Stoddart Publishing was a Canadian book publisher and distributor, owned by Jack Stoddart, which ceased operations in 2002.

History
General Publishing purchased Musson in 1967 from Hodder & Stoughton. Stoddart Publishing took over the Canadian publishing line of Musson in 1984.

In 1995, Stoddart published a book by photographer Jock Carroll, Glenn Gould:  Some Portraits of the Artist as a Young Man, being a collection of photographs of the late Canadian pianist, accompanied by captions written by Carroll.  The photographs and narrative were based on an interview with and photos taken by Carroll of Glenn Gould in 1956, at the initiative of Gould's agent. Gould had died in 1982.   Gould's estate and his personal corporation sued Stoddart and Carroll for misappropriation of personality without consent or compensation.  The actions were unsuccessful, based on Gould's unrestricted consent given at the time of the 1956 photo session and interview.

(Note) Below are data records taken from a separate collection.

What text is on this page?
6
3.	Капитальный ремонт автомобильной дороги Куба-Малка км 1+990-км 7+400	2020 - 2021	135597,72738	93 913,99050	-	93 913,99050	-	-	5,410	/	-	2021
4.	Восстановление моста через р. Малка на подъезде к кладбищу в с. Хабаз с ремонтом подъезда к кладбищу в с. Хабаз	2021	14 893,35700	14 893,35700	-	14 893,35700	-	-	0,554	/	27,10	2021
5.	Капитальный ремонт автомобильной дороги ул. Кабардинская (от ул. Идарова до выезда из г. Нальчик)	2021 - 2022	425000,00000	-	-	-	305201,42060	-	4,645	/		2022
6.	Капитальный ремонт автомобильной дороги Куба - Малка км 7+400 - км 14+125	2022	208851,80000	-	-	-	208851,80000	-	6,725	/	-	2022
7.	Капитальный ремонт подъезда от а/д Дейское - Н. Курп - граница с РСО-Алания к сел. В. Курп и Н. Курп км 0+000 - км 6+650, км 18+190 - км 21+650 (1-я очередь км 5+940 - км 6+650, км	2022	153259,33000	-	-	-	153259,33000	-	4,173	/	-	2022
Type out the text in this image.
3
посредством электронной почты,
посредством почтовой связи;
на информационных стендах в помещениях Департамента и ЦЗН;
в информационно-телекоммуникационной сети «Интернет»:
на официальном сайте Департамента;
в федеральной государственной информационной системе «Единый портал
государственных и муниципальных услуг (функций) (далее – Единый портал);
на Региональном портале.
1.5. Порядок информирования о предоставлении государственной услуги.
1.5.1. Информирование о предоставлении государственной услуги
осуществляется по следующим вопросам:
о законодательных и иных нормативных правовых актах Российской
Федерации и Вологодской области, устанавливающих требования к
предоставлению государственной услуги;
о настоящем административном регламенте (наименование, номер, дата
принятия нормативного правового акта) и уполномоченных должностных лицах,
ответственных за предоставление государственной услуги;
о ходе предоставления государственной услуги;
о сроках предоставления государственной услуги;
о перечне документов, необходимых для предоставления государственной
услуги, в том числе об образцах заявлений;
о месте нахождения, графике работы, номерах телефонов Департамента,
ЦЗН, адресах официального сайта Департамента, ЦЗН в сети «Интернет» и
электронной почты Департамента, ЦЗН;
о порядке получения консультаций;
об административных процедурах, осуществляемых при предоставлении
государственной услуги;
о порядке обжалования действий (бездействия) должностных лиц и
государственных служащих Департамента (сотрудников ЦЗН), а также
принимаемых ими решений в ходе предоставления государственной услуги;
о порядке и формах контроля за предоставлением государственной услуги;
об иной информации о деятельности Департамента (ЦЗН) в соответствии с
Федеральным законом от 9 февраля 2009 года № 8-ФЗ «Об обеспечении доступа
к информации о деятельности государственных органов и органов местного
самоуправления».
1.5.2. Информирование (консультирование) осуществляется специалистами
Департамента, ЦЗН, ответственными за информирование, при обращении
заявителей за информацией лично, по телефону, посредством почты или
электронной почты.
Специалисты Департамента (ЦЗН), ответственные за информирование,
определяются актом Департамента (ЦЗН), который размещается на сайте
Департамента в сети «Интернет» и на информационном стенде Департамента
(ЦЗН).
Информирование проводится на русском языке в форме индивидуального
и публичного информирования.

Stoddart Publishing was a subsidiary of General Publishing Co., which filed for bankruptcy protection in 2002.  The bankruptcy affected the majority of the corporate subsidiaries, including Stoddart Publishing.  At the time that Stoddart ceased operations, it was the publisher of a number of notable Canadian writers, including Arthur Black, Pierre Berton, Thomas d'Aquino, Rod McQueen, David Foot, David Suzuki, Walter Stewart and Judy Rebick. As well as publishing the first autobiography of Canadian professional wrestler Bret Hart.